[ This article was first published in the February, 2011, issue of
Larry’s Final Cut Pro Newsletter. Click here to subscribe. ]
Recently, I wrote an article for Post Magazine on editing H.264 video natively in Final Cut Pro.
Here’s a link to the article:
(The short version is “don’t do it.”)
Ben Balser then wrote to comment on the article.
You say FCP won’t edit H.264 natively. In fact, Compressor does have an H.264 engine, and FCP can edit H.264 natively. It’s a royal PITA, as any Long-GOP format is. But FCP does in fact edit H.264 natively. I and others here in NOLA have done so (not with a smile, though) on occasion when it was demanded of us. FCP does have an H.264 Sequence preset, and Compressor has an H.264 engine.

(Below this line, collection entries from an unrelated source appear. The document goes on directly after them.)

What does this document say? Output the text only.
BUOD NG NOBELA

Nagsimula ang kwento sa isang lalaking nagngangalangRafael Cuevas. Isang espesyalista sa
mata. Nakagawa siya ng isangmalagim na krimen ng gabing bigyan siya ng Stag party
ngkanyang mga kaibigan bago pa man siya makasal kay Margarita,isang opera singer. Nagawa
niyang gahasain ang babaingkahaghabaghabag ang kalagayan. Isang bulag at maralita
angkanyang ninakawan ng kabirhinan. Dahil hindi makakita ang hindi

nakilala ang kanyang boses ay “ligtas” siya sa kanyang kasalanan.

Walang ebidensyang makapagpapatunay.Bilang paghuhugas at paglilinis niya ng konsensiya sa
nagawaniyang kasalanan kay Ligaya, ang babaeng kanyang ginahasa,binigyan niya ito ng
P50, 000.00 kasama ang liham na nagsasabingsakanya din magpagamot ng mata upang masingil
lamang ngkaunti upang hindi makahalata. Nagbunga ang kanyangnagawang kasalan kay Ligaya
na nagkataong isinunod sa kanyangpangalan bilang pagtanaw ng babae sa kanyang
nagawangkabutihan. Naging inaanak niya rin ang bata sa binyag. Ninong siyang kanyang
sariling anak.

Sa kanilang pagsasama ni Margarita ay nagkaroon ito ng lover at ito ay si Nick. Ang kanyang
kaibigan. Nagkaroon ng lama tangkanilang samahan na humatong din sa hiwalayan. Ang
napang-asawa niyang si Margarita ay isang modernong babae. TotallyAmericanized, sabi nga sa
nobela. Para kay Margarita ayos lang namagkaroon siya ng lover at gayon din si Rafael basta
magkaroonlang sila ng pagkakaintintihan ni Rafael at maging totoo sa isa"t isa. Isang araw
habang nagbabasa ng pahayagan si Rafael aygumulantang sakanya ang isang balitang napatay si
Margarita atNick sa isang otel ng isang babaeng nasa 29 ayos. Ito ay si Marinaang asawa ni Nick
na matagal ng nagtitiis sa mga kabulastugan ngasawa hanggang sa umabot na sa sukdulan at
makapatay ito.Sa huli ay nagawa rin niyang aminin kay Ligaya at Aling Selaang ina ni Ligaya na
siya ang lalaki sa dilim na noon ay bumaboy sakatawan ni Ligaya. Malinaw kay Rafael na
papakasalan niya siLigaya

Side note, in tests done my myself and others here in NOLA, we found Log & Transfer ingesting to ProRes (LT) for DSLR footage, ProRes 422 for HDV, to take a FRACTION of the time it takes to output (transcode) from an FCP native H.264 Sequence to an output format. Especially when making another Long-GOP format for DVD authoring. OMG! That takes forever! All due to the Long-GOP format.
And as you obviously know, H.264 native editing does not bring time code or any other metadata into your NLE, as you get when using Log & Transfer (thank you Holy Jobness for making that a plugin architecture).
Great article, thanks for publishing, keep up the great work!
Larry replies: Thanks, Ben, for the kind words and the additional information.
One Response to Editing H.264 Video Natively
So what’s the best way for a non-expert to go about a little simple H264 mp4 file editing ? What software/procedures would you recommend?